The first step to having a great college interview? Relax. Most college interviews that are part of the admissions process are conducted with someone who has exactly two qualifications: (1) They graduated from that college, and (2) they volunteered. And that’s not the same as someone who will ultimately be in the room casting a vote to admit or deny.
Do those interviewers share their impressions of you with the committee? Sure. But that information—positive or negative—rarely reverses an admissions decision. It’s secondhand information gathered from one short conversation that likely took place in a coffee shop. Don’t blow it off. You might as well have a good showing and give yourself an edge, no matter how small. But your chances of making a great impression go up considerably when you stop worrying quite so much about making a great impression. Relax, be yourself, and have a mature, engaging conversation with an adult. That’s what a great college interview looks like.

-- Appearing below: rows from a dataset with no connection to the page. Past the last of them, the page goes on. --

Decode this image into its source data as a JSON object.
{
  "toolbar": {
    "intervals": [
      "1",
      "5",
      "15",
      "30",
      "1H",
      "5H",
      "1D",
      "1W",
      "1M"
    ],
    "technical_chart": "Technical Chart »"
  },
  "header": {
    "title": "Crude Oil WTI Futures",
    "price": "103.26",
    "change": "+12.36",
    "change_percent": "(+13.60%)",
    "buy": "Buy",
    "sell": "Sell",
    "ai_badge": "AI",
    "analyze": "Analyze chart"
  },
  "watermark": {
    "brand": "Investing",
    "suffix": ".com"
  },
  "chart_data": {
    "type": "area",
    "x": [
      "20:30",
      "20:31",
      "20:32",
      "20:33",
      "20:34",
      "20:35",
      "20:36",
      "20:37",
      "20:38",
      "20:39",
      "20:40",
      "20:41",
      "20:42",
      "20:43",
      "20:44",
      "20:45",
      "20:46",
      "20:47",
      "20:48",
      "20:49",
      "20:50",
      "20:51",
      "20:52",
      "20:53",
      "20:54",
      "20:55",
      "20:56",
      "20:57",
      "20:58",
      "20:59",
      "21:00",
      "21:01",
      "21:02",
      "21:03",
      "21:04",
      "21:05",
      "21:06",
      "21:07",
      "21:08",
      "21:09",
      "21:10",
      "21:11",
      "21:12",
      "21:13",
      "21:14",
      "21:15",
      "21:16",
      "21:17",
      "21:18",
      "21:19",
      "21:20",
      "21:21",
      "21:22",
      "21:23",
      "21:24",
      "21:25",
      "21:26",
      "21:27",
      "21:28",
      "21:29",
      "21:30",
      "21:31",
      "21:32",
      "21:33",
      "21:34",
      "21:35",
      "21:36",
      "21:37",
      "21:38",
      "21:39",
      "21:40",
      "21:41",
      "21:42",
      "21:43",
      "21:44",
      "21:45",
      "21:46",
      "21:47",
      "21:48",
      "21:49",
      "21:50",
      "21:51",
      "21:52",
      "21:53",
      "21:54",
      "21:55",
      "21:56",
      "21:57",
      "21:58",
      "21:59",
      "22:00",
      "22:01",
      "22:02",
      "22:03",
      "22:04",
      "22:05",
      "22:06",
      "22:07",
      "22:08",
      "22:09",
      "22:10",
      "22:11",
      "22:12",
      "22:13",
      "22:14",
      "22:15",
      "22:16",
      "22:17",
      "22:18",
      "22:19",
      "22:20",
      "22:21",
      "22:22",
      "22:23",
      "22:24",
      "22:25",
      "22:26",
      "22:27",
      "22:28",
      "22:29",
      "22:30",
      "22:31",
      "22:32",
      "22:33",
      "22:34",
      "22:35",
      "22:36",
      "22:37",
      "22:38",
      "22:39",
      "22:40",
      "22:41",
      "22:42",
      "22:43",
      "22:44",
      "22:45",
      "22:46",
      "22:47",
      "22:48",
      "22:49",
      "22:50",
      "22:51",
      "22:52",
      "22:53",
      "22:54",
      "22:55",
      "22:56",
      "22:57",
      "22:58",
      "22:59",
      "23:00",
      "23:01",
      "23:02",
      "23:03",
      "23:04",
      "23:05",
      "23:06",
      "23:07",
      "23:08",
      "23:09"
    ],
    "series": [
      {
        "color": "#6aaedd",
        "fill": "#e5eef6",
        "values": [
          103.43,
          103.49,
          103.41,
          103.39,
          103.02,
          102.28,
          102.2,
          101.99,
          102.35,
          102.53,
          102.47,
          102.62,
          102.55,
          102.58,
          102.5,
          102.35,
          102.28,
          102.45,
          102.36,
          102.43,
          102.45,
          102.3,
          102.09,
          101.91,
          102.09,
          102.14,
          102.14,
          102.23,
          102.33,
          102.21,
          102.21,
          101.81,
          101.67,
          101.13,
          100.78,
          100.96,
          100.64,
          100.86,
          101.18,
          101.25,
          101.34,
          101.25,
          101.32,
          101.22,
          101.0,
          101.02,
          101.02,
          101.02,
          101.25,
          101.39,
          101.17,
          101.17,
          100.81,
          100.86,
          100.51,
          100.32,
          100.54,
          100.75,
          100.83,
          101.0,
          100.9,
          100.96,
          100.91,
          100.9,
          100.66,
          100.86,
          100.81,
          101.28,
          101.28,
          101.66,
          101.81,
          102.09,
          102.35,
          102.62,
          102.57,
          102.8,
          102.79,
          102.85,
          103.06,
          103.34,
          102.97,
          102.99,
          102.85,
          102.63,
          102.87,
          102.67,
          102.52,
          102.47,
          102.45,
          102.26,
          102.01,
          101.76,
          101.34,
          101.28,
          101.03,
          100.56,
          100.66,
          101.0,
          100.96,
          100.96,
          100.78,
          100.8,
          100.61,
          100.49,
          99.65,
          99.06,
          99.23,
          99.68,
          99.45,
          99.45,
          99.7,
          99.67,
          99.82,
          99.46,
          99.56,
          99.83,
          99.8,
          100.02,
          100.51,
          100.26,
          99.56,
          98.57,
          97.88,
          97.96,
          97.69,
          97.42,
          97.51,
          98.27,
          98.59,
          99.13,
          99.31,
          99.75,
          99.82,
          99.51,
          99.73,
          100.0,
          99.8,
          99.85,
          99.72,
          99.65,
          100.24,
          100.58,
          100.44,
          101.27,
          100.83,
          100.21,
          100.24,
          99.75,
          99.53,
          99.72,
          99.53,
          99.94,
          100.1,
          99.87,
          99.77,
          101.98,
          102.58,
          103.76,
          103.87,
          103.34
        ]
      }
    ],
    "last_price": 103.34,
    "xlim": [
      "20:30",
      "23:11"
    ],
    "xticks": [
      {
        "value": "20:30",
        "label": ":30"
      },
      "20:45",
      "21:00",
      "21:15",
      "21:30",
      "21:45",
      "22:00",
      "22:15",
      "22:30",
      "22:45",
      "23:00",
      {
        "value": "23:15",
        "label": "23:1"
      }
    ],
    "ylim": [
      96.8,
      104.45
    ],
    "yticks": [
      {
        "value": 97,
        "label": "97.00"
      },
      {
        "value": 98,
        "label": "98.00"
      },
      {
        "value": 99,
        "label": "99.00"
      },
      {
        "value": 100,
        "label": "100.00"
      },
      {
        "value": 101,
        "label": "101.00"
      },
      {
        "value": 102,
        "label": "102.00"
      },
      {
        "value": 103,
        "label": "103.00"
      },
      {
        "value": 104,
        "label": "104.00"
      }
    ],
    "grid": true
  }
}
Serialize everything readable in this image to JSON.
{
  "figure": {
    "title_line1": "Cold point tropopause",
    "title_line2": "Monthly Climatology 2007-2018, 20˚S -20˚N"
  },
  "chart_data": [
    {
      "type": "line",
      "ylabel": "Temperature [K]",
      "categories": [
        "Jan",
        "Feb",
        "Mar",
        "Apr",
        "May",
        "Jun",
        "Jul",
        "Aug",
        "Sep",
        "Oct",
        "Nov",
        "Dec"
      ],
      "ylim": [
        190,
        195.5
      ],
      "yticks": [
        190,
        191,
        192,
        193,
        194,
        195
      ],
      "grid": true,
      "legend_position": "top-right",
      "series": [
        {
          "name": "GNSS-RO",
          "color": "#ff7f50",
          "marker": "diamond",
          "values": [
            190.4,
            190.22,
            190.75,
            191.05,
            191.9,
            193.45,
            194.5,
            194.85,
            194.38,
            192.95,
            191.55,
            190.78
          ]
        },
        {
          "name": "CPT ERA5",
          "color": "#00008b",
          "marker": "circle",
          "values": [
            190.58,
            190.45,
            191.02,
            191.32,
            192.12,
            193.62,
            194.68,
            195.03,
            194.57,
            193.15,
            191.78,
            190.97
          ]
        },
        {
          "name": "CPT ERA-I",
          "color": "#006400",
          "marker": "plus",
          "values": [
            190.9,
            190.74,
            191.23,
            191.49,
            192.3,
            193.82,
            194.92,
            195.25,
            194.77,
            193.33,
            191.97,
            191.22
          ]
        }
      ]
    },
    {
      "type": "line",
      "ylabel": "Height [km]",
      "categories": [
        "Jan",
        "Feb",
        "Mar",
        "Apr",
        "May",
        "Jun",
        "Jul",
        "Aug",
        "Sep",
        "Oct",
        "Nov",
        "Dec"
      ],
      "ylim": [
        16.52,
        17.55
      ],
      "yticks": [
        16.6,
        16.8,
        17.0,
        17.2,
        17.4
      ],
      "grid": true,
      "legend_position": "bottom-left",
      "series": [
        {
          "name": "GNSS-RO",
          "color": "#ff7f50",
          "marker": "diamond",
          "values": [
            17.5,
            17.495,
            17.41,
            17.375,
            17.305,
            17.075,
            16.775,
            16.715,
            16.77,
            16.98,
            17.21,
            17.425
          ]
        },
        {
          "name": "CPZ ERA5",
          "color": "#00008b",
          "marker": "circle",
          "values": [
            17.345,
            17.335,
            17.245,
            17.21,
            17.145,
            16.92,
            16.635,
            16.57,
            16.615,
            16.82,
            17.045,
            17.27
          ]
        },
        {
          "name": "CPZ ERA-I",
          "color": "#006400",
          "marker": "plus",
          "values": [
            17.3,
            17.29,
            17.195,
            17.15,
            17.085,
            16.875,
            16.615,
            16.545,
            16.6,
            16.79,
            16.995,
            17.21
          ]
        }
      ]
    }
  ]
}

If you’d like more evidence that your interviewer isn’t a vetted, highly trained, voting representative of the admissions committee, see The Chronicle of Higher Education’s recent piece, “When Alumni Interviewers Screw Up, Things Get Weird.” There are plenty of alumni interviewers who do an admirable job for their schools (a few of them work with us as counselors at Collegewise!). But if yours doesn’t exactly represent all that you were hoping a representative of that school might, consider it bad luck, not necessarily a bad sign.